From Goodreads: Since a horrible accident claimed the lives of her family, sixteen-year-old Ever can see auras, hear people’s thoughts, and know a person’s life story by touch. Going out of her way to shield herself from human contact to suppress her abilities has branded her as a freak at her new high school—but everything changes when she meets Damen Auguste . . .

Ever sees Damen and feels an instant recognition. He is gorgeous, exotic and wealthy, and he holds many secrets. Damen is able to make things appear and disappear, he always seems to know what she’s thinking—and he’s the only one who can silence the noise and the random energy in her head.

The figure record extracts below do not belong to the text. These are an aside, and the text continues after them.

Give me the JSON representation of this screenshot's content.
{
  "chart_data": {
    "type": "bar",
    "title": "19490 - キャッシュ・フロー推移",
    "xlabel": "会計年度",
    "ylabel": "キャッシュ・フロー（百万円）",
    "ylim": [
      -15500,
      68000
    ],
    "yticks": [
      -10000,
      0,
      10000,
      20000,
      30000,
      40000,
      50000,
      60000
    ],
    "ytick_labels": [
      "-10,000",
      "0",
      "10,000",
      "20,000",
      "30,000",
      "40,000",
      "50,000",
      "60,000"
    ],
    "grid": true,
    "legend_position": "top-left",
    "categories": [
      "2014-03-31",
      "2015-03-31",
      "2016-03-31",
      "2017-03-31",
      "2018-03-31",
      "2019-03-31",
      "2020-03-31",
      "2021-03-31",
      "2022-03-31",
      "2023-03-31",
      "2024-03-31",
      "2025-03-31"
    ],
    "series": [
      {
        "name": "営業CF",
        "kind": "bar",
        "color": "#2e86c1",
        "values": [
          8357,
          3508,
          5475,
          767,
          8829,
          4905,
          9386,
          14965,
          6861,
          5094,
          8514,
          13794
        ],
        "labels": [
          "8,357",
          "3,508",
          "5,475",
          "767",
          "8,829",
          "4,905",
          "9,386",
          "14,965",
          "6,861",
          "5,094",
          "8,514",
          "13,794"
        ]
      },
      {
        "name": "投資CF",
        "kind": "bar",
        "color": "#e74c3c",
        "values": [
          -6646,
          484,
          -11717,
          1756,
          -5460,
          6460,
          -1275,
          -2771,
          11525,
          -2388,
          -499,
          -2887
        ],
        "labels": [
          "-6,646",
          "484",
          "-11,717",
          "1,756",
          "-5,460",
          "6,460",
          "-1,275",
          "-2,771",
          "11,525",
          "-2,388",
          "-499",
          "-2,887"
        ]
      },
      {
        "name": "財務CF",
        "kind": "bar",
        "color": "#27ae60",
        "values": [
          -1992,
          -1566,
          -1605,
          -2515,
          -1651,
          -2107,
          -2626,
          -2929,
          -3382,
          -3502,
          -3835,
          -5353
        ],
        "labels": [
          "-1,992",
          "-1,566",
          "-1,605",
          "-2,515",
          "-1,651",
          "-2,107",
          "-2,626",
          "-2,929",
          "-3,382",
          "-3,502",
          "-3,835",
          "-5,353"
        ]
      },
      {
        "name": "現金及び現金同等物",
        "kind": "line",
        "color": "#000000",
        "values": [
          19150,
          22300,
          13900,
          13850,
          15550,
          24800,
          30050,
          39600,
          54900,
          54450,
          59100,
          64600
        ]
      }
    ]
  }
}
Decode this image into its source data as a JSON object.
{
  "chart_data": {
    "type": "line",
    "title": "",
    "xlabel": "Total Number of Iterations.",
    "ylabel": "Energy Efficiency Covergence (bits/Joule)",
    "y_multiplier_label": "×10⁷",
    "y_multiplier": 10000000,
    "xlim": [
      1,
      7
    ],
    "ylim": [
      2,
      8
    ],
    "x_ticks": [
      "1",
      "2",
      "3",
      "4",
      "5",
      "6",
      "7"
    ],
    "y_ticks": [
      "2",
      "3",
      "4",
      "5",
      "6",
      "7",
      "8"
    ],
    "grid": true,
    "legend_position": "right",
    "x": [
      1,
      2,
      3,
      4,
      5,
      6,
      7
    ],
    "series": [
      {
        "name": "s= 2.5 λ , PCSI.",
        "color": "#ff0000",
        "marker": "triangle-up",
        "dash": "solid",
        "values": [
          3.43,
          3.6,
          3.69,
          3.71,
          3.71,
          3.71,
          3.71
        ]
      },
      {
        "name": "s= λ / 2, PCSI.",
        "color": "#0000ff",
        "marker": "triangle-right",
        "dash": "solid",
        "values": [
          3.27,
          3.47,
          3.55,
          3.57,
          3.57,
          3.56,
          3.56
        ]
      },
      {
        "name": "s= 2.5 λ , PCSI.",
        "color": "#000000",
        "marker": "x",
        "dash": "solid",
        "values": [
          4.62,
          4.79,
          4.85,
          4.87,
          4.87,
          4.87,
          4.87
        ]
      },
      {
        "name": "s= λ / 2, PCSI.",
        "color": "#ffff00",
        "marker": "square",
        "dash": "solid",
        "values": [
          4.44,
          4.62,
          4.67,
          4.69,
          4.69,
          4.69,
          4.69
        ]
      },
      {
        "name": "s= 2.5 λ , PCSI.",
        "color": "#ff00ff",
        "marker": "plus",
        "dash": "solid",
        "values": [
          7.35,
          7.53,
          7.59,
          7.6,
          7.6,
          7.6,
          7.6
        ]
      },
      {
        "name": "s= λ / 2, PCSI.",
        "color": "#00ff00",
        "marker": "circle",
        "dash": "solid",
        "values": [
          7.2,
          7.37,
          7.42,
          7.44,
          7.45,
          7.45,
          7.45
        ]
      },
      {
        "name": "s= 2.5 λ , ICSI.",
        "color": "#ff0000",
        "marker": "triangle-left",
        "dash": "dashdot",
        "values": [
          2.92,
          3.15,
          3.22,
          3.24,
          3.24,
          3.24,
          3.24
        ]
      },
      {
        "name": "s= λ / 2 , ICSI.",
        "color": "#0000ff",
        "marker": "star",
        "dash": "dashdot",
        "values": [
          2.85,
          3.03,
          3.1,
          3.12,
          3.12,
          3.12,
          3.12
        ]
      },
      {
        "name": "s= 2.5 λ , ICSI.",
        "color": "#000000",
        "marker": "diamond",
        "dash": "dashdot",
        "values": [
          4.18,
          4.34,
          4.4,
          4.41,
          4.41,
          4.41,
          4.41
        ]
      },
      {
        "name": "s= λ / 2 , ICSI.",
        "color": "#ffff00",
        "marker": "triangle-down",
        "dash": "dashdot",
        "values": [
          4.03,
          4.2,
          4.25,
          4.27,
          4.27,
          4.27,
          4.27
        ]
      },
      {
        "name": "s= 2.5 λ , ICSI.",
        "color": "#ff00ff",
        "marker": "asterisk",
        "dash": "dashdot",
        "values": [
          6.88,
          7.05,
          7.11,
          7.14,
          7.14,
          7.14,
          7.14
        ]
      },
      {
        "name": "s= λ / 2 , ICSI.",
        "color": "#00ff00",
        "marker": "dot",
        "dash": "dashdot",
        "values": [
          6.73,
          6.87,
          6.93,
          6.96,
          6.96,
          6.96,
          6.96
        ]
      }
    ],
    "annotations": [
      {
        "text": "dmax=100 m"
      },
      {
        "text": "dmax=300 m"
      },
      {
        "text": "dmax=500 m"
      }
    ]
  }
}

She doesn’t know who he really is—or what he is. Damen equal parts light and darkness, and he belongs to an enchanted new world where no one ever dies.

My Thoughts: I've been reading a lot of paranormal books lately, and I think it's starting to wear on me.  I've had Evermore for quite awhile and decided to finally read it.  After picking it up a few times before, I would put it down after just a few pages.  The synopsis interested me, but I found the book to be just okay.  It wasn't amazing, but it wasn't terrible. 

Ever was a realistic and genuine character.  Despite Ever having paranormal abilities, she was still plagued mostly by the loss of her family and the feeling that it was all her fault.  She was easy to relate to because of the "normal" teen troubles she faced.  There were a few times that I wanted to smack her for getting all worked up over Damen, but then I remembered what it was like to be a teenage girl and like a boy.

I didn't love this book, but I think that was only because I'm a little burned out on paranormal YA. 

Monday, October 3, 2011

Review: The Awakening (Darkest Powers #2)

Title: The Awakening (Darkest Powers #2)
Author: Kelley Armstrong
Publisher: HarperCollins
Release Date: May 2009
Source: Own
My Rating: 3/5

From Goodreads: If you had met me a few weeks ago, you probably would have described me as an average teenage girl—someone normal. Now my life has changed forever and I'm as far away from normal as it gets. A living science experiment—not only can I see ghosts, but I was genetically altered by a sinister organization called the Edison Group. What does that mean? For starters, I'm a teenage necromancer whose powers are out of control; I raise the dead without even trying. Trust me, that is not a power you want to have. Ever.

Now I'm running for my life with three of my supernatural friends—a charming sorcerer, a cynical werewolf, and a disgruntled witch—and we have to find someone who can help us before the Edison Group finds us first. Or die trying.

My Thoughts:  Quite some time has passed since I read the first book in this series.  I remember being eager to read the next one and find out what would happen to Chloe and her friends.  I have to say, though, I was a little disappointed.  The Awakening didn't excite me and keep me in suspense like the first book.  There were some developments in the next installement of the series that I found interesting, but I just felt like the story was lacking.  The relationships between Chloe and her fellow supernaturals are changing and becoming more dynamic, and this book seemed to highlight the awkward transition between strangers and close friends.  I'm hoping the third book in the series is more exciting than this one.